American singer-songwriter Bob Dylan has received his Nobel diploma and his gold Nobel medal in Stockholm.
The Swedish Academy met on Saturday with Dylan in a private ceremony in order to present him with the trappings of his Nobel Prize for Literature, Sara Danius, secretary of the Swedish Academy, said Sunday in a blog post.
“Spirits were high. Champagne was had. Quite a bit of time was spent looking closely at the gold medal,” Danius wrote.
The small and intimate ceremony without media present was requested by Dylan, who shuns the spotlight.
Danius and several other members of the Swedish Academy attended one of Dylan’s two sold-out concerts on Saturday night at the Waterfront concert house in Stockholm.
Dylan must deliver a Nobel lecture by June, or forfeit the $927,740 prize, though he will still be considered the laureate. Danius said in a blog post last week that he will likely send a taped version of his lecture to the Academy at a later date.
After the announcement in October that he had been awarded the Nobel Prize for Literature, Dylan told the Swedish Academy that he would be unable to travel to Stockholm for the December ceremony to receive his Nobel Prize, citing “pre-existing commitments.”
Dylan’s prize was announced on Oct. 13 “for having created new poetic expressions within the great American song tradition.” The academy said later that after five days of trying to contact Dylan to inform him of the award, it had given up. Dylan acknowledged the prize two weeks later.

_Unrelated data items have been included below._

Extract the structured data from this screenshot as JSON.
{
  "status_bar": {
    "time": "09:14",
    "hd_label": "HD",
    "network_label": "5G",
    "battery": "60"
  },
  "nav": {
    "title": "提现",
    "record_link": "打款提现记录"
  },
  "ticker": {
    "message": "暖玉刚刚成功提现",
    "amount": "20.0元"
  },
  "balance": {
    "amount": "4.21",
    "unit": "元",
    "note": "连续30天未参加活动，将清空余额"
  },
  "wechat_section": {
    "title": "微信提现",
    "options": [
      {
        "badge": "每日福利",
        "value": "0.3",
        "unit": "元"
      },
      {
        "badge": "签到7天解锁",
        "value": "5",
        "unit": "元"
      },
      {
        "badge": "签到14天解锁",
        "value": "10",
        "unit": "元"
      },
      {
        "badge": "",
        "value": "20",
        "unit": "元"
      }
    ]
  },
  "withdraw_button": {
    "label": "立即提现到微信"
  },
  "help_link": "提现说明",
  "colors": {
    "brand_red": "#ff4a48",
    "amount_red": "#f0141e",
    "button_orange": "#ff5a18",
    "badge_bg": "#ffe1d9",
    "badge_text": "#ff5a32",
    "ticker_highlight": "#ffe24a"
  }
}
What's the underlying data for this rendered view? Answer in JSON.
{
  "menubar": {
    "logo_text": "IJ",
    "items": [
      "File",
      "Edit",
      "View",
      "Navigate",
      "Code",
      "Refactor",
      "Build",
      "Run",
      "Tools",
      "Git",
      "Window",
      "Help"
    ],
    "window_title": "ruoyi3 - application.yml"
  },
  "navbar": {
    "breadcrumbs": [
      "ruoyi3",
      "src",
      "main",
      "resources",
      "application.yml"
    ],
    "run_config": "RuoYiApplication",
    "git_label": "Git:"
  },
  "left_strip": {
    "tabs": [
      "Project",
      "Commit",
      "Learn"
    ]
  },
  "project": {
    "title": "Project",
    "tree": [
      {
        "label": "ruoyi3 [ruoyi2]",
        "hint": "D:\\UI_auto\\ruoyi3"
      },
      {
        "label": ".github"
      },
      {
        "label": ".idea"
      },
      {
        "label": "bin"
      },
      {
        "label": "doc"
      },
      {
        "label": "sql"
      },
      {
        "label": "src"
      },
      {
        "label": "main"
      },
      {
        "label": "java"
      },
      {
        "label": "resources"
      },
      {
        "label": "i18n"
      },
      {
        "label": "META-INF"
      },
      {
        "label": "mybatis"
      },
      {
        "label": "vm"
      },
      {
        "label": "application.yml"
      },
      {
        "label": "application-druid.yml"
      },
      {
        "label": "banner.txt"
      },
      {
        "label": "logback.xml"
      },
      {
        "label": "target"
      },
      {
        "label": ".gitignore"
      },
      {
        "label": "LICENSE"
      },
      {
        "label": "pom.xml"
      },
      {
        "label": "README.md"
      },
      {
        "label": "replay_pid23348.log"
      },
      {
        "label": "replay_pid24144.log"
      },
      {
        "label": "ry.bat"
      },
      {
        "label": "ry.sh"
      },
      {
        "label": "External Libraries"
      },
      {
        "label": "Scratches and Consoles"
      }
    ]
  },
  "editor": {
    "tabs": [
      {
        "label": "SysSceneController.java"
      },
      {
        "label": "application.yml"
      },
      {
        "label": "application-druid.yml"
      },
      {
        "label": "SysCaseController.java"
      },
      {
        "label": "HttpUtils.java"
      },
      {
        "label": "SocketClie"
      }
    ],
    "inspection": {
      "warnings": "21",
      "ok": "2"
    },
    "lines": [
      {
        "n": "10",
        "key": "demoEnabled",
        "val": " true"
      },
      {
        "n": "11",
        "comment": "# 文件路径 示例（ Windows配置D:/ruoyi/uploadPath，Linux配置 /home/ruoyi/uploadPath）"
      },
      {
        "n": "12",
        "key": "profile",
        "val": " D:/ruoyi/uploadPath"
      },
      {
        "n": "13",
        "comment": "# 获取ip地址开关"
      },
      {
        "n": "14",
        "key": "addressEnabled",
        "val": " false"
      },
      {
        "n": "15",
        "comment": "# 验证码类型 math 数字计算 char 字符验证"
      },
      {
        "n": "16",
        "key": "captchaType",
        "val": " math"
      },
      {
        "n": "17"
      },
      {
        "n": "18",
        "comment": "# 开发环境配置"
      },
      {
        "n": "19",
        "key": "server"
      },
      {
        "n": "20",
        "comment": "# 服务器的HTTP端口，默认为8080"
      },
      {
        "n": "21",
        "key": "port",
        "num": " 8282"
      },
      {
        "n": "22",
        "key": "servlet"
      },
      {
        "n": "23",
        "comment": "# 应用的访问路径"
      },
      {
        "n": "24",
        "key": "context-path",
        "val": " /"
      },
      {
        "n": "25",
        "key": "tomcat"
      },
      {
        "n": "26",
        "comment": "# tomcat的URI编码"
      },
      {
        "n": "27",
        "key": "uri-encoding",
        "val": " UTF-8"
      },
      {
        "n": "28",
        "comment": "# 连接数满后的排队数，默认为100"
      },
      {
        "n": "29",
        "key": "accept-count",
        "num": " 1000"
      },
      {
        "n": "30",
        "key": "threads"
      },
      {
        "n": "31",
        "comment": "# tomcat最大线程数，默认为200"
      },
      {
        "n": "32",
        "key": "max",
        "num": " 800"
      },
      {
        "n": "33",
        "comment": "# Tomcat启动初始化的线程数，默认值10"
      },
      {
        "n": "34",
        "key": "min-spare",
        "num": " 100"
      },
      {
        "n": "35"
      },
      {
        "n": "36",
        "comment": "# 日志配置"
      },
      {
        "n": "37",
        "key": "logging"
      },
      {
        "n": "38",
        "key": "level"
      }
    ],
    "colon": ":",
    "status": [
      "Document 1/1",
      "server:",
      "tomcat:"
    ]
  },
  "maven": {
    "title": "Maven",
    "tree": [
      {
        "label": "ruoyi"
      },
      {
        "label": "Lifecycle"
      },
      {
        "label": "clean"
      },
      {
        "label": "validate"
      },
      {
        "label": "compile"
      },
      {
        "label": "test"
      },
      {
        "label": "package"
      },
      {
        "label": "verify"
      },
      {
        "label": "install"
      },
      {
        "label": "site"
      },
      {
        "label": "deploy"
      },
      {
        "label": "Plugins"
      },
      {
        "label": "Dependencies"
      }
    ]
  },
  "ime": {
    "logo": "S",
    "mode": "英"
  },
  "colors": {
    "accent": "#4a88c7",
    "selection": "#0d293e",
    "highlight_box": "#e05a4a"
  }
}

Born Robert Allen Zimmerman and raised Jewish in Minnesota, Dylan wrote some of the most influential and well-known songs of the 1960s. His hits include “Blowin’ in the Wind,” “Like a Rolling Stone” and “The Times They Are a-Changin’.”
Dylan, 75, was the first artist seen primarily as a songwriter to win the literature award, a fact that has stirred debate in literary circles.